The big Mercurian, ever since their incarceration under the psychophones, had occupied himself in thinking of what he would do to Haskell Trask if the opportunity ever offered.
"— glue his eyelids open and stake him out on the hot side of Mercury to look at the sun a while. No, he'd die too quick that way! It'd be better to take his skin off with that acid the Jovian tanners use, and then—"
The cell was like a bedlam to John Thorn's dazed mind. The three psychophones blaring metallically and without pause had become a torment to his ears.
He felt that he could not stand this much longer. And he understood now the full horror of the days that Lana had spent under the relentless instrument. And Lana was again being tortured by the psychophone!
On and on the hours dragged. The blue-lit cell swam about Thorn, and he closed his eyes tightly. Yet still the remorseless machine blared his thoughts, repeating interplanetary history, chemical formulae, mathematical tables — anything that would keep his mind on safely abstract subjects.

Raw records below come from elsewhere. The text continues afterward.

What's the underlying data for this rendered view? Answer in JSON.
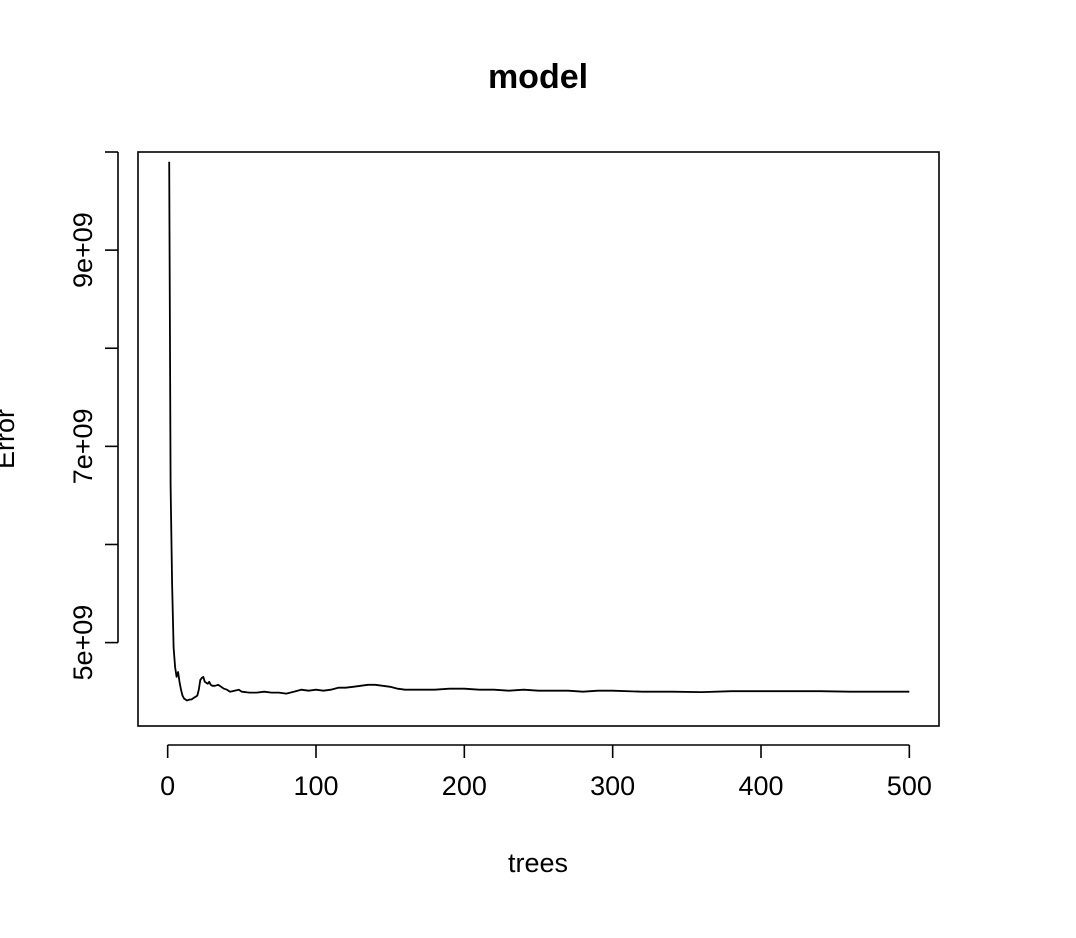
{
  "chart_data": {
    "type": "line",
    "title": "model",
    "xlabel": "trees",
    "ylabel": "Error",
    "xlim": [
      -20,
      520
    ],
    "ylim": [
      4150000000,
      10000000000
    ],
    "x_ticks": [
      0,
      100,
      200,
      300,
      400,
      500
    ],
    "x_tick_labels": [
      "0",
      "100",
      "200",
      "300",
      "400",
      "500"
    ],
    "y_ticks": [
      5000000000,
      6000000000,
      7000000000,
      8000000000,
      9000000000,
      10000000000
    ],
    "y_tick_labels": [
      "5e+09",
      "",
      "7e+09",
      "",
      "9e+09",
      ""
    ],
    "grid": false,
    "series": [
      {
        "x": [
          1,
          2,
          3,
          4,
          5,
          6,
          7,
          8,
          9,
          10,
          11,
          12,
          13,
          14,
          15,
          16,
          17,
          18,
          19,
          20,
          21,
          22,
          23,
          24,
          25,
          26,
          27,
          28,
          29,
          30,
          32,
          34,
          36,
          38,
          40,
          42,
          45,
          48,
          50,
          55,
          60,
          65,
          70,
          75,
          80,
          85,
          90,
          95,
          100,
          105,
          110,
          115,
          120,
          125,
          130,
          135,
          140,
          145,
          150,
          155,
          160,
          165,
          170,
          180,
          190,
          200,
          210,
          220,
          230,
          240,
          250,
          260,
          270,
          280,
          290,
          300,
          320,
          340,
          360,
          380,
          400,
          420,
          440,
          460,
          480,
          500
        ],
        "values": [
          9900000000,
          6600000000,
          5600000000,
          4950000000,
          4750000000,
          4650000000,
          4700000000,
          4600000000,
          4520000000,
          4460000000,
          4430000000,
          4420000000,
          4410000000,
          4415000000,
          4420000000,
          4420000000,
          4430000000,
          4440000000,
          4450000000,
          4460000000,
          4520000000,
          4620000000,
          4640000000,
          4650000000,
          4600000000,
          4590000000,
          4580000000,
          4600000000,
          4570000000,
          4560000000,
          4560000000,
          4570000000,
          4550000000,
          4530000000,
          4520000000,
          4500000000,
          4510000000,
          4520000000,
          4500000000,
          4490000000,
          4490000000,
          4500000000,
          4490000000,
          4490000000,
          4480000000,
          4500000000,
          4520000000,
          4510000000,
          4520000000,
          4510000000,
          4520000000,
          4540000000,
          4540000000,
          4550000000,
          4560000000,
          4570000000,
          4570000000,
          4560000000,
          4550000000,
          4530000000,
          4520000000,
          4520000000,
          4520000000,
          4520000000,
          4530000000,
          4530000000,
          4520000000,
          4520000000,
          4510000000,
          4520000000,
          4510000000,
          4510000000,
          4510000000,
          4500000000,
          4510000000,
          4510000000,
          4500000000,
          4500000000,
          4495000000,
          4505000000,
          4505000000,
          4505000000,
          4505000000,
          4500000000,
          4500000000,
          4500000000
        ]
      }
    ]
  }
}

Thorn had cudgeled his mind for a means of escape. But there seemed none. He and his comrades were bound into their metal chairs by the broad leather straps. The door of their cell was secured by one of the invulnerable wave-locks. And two guards — two of Cheerly's Secret Police this time — stood on constant duty out in the dungeon corridor.
Thorn dozed finally. It was his only escape from the torment of the blaring psychophone. Yet he could sleep for but a brief period at a time, and he was dully unsurprised when he awakened a little later.